The solution in my case was the port number (???). Apparently, VLC cannot receive from 44499
which is the port I was using, but 5004
like the ffmpeg example works. I don't know if this is a MacOS idiosyncrasy or transfers to linux as well.
I tried several ports:
So it seems that for VLC to receive RTP packets, the port number must be even-numbered? Wat?

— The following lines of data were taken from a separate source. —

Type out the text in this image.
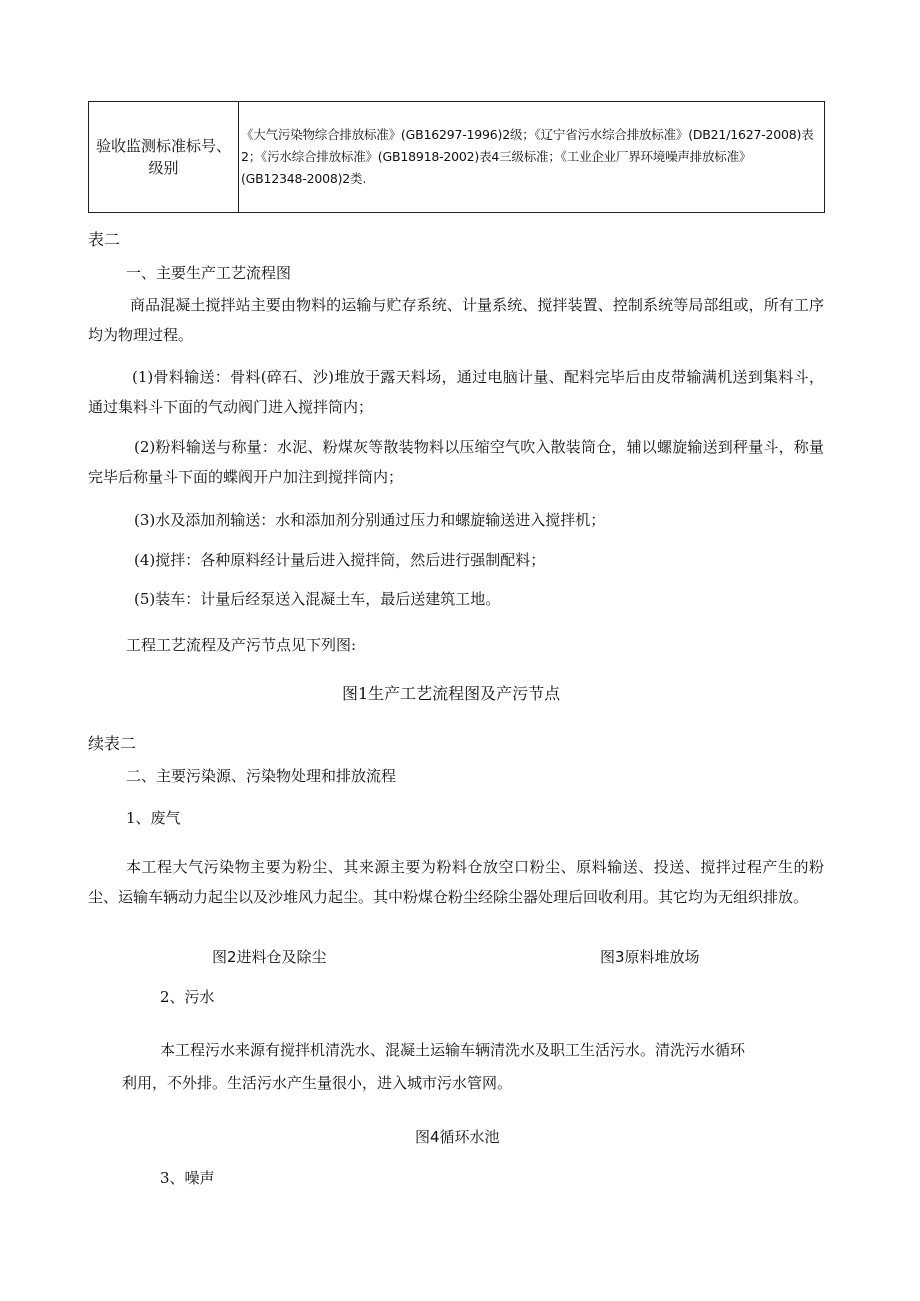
验收监测标准标号、级别
《大气污染物综合排放标准》(GB16297-1996)2级；《辽宁省污水综合排放标准》(DB21/1627-2008)表2；《污水综合排放标准》(GB18918-2002)表4三级标准；《工业企业厂界环境噪声排放标准》(GB12348-2008)2类.
表二
一、主要生产工艺流程图
商品混凝土搅拌站主要由物料的运输与贮存系统、计量系统、搅拌装置、控制系统等局部组或，所有工序均为物理过程。
(1)骨料输送：骨料(碎石、沙)堆放于露天料场，通过电脑计量、配料完毕后由皮带输满机送到集料斗，通过集料斗下面的气动阀门进入搅拌筒内；
(2)粉料输送与称量：水泥、粉煤灰等散装物料以压缩空气吹入散装筒仓，辅以螺旋输送到秤量斗，称量完毕后称量斗下面的蝶阀开户加注到搅拌筒内；
(3)水及添加剂输送：水和添加剂分别通过压力和螺旋输送进入搅拌机；
(4)搅拌：各种原料经计量后进入搅拌筒，然后进行强制配料；
(5)装车：计量后经泵送入混凝土车，最后送建筑工地。
工程工艺流程及产污节点见下列图:
图1生产工艺流程图及产污节点
续表二
二、主要污染源、污染物处理和排放流程
1、废气
本工程大气污染物主要为粉尘、其来源主要为粉料仓放空口粉尘、原料输送、投送、搅拌过程产生的粉尘、运输车辆动力起尘以及沙堆风力起尘。其中粉煤仓粉尘经除尘器处理后回收利用。其它均为无组织排放。
图2进料仓及除尘	图3原料堆放场
2、污水
本工程污水来源有搅拌机清洗水、混凝土运输车辆清洗水及职工生活污水。清洗污水循环
利用，不外排。生活污水产生量很小，进入城市污水管网。
图4循环水池
3、噪声
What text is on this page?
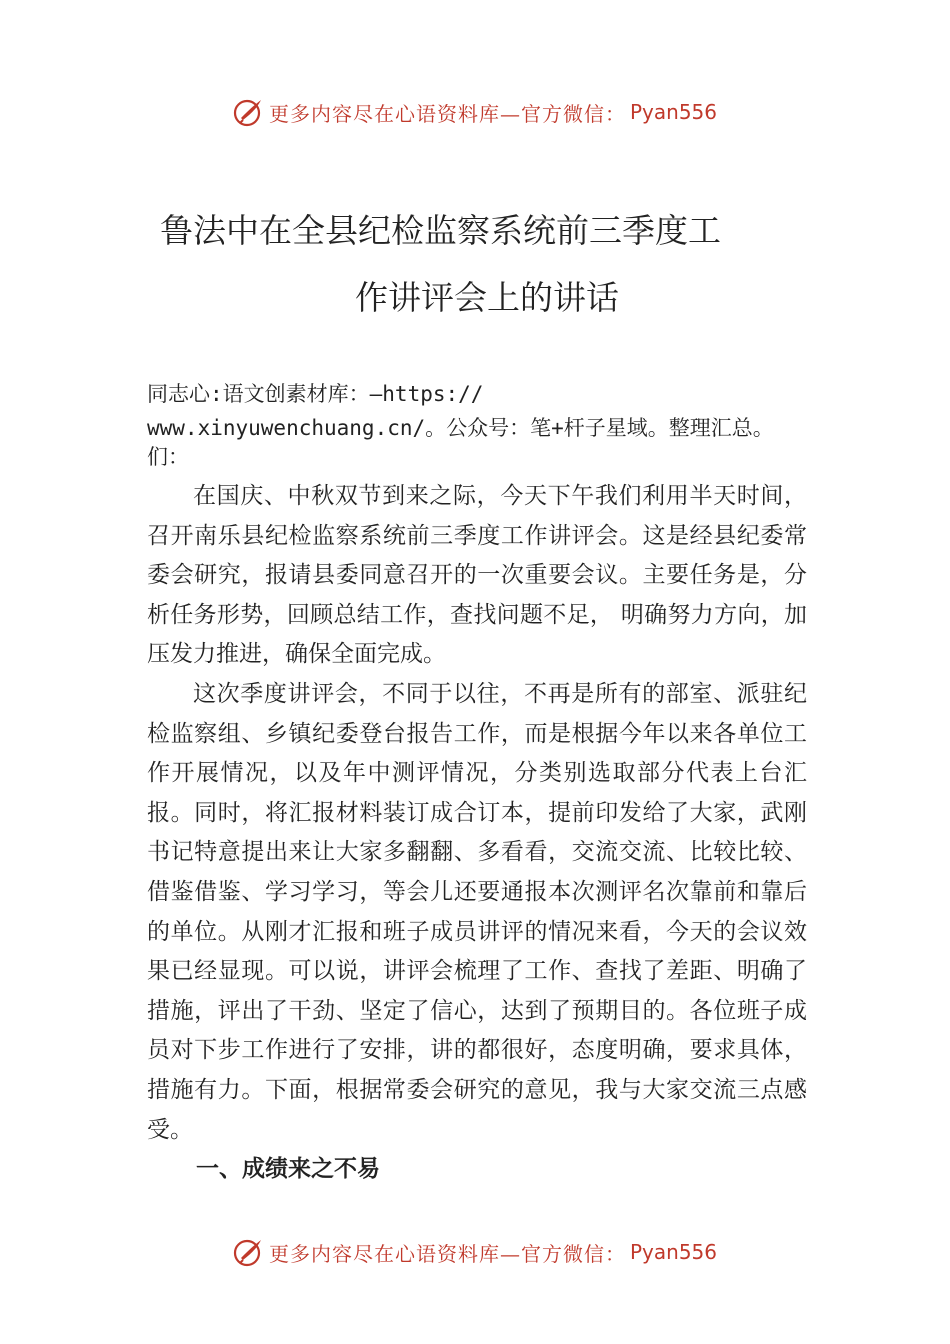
更多内容尽在心语资料库—官方微信： Pyan556
鲁法中在全县纪检监察系统前三季度工
作讲评会上的讲话
同志心:语文创素材库：—https://
www.xinyuwenchuang.cn/。公众号：笔+杆子星域。整理汇总。
们：

在国庆、中秋双节到来之际，今天下午我们利用半天时间，召开南乐县纪检监察系统前三季度工作讲评会。这是经县纪委常委会研究，报请县委同意召开的一次重要会议。主要任务是，分析任务形势，回顾总结工作，查找问题不足， 明确努力方向，加压发力推进，确保全面完成。

这次季度讲评会，不同于以往，不再是所有的部室、派驻纪检监察组、乡镇纪委登台报告工作，而是根据今年以来各单位工作开展情况，以及年中测评情况，分类别选取部分代表上台汇报。同时，将汇报材料装订成合订本，提前印发给了大家，武刚书记特意提出来让大家多翻翻、多看看，交流交流、比较比较、借鉴借鉴、学习学习，等会儿还要通报本次测评名次靠前和靠后的单位。从刚才汇报和班子成员讲评的情况来看，今天的会议效果已经显现。可以说，讲评会梳理了工作、查找了差距、明确了措施，评出了干劲、坚定了信心，达到了预期目的。各位班子成员对下步工作进行了安排，讲的都很好，态度明确，要求具体，措施有力。下面，根据常委会研究的意见，我与大家交流三点感受。

一、成绩来之不易
更多内容尽在心语资料库—官方微信： Pyan556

The explanation seems to be that live555 discards the lsb of the port number: https://github.com/rgaufman/live555/blob/master/liveMedia/MediaSession.cpp#L696
So only even ports make it through unchanged. This is recommended or mandated in the RFC:
For UDP and similar protocols, RTP SHOULD use an even destination port number and the corresponding RTCP stream SHOULD use the next higher (odd) destination port number.